The bank highlighted in a research report that the market has witnessed a far slower pace of completed project handovers so far in 2007, with only approximately 11,000 of the expected 57,000 units coming on stream, meaning that supply continues to lag behind demand, which continues to rise commensurate with population growth.
Based on the assumption that the population of Dubai will rise to almost 1.9 million by 2010, up from 1.4 million currently, the bank calculated that an additional 45,000 to 50,000 new units need to be completed per annum to satisfy this demand.

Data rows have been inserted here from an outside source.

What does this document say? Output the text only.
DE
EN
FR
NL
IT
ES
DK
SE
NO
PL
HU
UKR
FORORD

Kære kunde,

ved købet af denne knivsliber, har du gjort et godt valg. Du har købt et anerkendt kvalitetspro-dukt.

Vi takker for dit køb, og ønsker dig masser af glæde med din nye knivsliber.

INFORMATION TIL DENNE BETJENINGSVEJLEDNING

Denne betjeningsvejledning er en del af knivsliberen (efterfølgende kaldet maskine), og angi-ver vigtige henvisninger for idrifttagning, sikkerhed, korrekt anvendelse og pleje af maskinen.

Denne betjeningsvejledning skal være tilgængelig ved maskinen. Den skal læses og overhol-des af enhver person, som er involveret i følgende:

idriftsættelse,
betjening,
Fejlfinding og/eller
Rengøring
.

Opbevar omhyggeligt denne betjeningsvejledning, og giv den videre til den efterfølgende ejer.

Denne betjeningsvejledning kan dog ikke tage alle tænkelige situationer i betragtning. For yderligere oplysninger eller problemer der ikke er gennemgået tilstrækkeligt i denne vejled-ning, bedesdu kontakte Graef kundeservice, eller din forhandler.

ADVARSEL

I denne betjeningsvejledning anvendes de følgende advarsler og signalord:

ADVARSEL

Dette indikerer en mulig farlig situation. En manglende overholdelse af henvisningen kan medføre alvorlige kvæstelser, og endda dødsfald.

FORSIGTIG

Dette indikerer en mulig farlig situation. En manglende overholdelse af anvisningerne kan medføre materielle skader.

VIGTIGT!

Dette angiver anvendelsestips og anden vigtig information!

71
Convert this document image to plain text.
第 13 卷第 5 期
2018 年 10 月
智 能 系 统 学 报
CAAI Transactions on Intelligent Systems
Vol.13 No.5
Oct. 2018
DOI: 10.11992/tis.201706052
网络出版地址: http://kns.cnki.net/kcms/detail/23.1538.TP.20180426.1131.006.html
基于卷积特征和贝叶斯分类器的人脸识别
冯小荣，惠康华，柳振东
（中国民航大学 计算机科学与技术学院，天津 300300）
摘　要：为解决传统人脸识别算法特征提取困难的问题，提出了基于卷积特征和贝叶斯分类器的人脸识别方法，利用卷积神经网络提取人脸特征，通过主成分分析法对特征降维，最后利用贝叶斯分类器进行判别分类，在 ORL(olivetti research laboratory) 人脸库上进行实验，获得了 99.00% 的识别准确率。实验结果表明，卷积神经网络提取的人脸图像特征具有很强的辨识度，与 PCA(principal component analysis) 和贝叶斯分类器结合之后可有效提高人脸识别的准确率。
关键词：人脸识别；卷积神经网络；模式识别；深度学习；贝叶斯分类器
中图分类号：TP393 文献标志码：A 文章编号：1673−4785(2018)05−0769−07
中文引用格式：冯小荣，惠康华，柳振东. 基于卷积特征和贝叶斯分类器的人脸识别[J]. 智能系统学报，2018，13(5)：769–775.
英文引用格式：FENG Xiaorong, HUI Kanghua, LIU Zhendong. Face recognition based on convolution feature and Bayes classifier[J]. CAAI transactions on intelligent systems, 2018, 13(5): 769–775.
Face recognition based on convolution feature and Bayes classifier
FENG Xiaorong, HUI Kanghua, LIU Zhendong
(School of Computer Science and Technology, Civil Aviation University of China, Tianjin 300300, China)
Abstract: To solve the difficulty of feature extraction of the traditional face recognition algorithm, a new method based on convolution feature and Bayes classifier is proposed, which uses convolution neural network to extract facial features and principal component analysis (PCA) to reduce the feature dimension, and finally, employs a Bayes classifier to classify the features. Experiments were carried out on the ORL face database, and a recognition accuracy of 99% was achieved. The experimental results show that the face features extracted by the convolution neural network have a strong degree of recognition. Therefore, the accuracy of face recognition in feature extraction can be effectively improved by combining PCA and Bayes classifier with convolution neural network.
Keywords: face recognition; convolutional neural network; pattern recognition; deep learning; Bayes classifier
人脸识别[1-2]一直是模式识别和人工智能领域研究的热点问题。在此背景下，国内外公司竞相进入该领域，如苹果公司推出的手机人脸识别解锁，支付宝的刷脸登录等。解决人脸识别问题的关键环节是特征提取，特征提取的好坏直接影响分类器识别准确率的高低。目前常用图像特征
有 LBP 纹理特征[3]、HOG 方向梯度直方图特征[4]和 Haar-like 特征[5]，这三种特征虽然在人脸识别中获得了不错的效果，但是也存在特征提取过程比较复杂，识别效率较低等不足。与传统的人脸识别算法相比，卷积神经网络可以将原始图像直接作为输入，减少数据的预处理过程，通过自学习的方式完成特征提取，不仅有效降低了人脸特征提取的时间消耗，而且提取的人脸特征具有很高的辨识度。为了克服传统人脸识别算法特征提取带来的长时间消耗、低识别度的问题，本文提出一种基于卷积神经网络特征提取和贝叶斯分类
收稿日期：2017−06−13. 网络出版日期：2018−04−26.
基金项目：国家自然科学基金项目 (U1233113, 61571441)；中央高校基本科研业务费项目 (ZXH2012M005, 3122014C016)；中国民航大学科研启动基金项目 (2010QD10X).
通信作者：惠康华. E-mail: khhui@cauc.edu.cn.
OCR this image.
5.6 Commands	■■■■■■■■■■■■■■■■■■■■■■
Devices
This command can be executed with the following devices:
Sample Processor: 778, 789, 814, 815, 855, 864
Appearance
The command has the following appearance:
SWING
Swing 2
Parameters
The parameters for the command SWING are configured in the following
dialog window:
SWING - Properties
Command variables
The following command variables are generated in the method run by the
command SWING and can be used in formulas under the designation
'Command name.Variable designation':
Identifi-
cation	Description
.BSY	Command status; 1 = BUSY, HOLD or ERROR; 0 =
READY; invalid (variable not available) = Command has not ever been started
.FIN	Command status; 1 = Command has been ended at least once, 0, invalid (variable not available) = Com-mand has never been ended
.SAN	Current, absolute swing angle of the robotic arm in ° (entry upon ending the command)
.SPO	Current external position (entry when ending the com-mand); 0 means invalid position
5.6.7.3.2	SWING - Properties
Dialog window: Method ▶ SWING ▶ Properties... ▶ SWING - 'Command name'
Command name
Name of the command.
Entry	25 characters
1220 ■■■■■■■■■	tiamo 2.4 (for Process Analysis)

"Supply in the residential property market is and will continue to be constrained in 2007. We predict that the peak year for supply will now be 2009 - meaning that the market is unlikely to see a price decline before this occurs," explained Sana Kapadia, Research Analyst at EFG-Hermes.
"We expect a rise in average prices of 10-15% in 2007 and a rise of 5-10% in 2008," Kapadia predicted.
The bank expects the market to peak in the second half of 2008 as more supply hits the market, following which prices will start to decline, with a cumulative decline of 15-20% by 2011. But the extent of the price correction in 2009 will depend primarily on the pace at which new units are delivered and the price elasticity of demand, the bank stated.
In terms of rental prices, EFG-Hermes expects the decline in the pace of rental rate growth observed in the first eight months of this year to be sustained into early 2008, Kapadia said.
Residential rents in Dubai have risen by 16% so far this year, but this is far slower than in 2005 and 2006, when rents increased by 40% and 30% respectively. The government has also imposed a 7% rent rise cap this year in a bid to curb rising inflation, which hit a record high of 9.3% last year.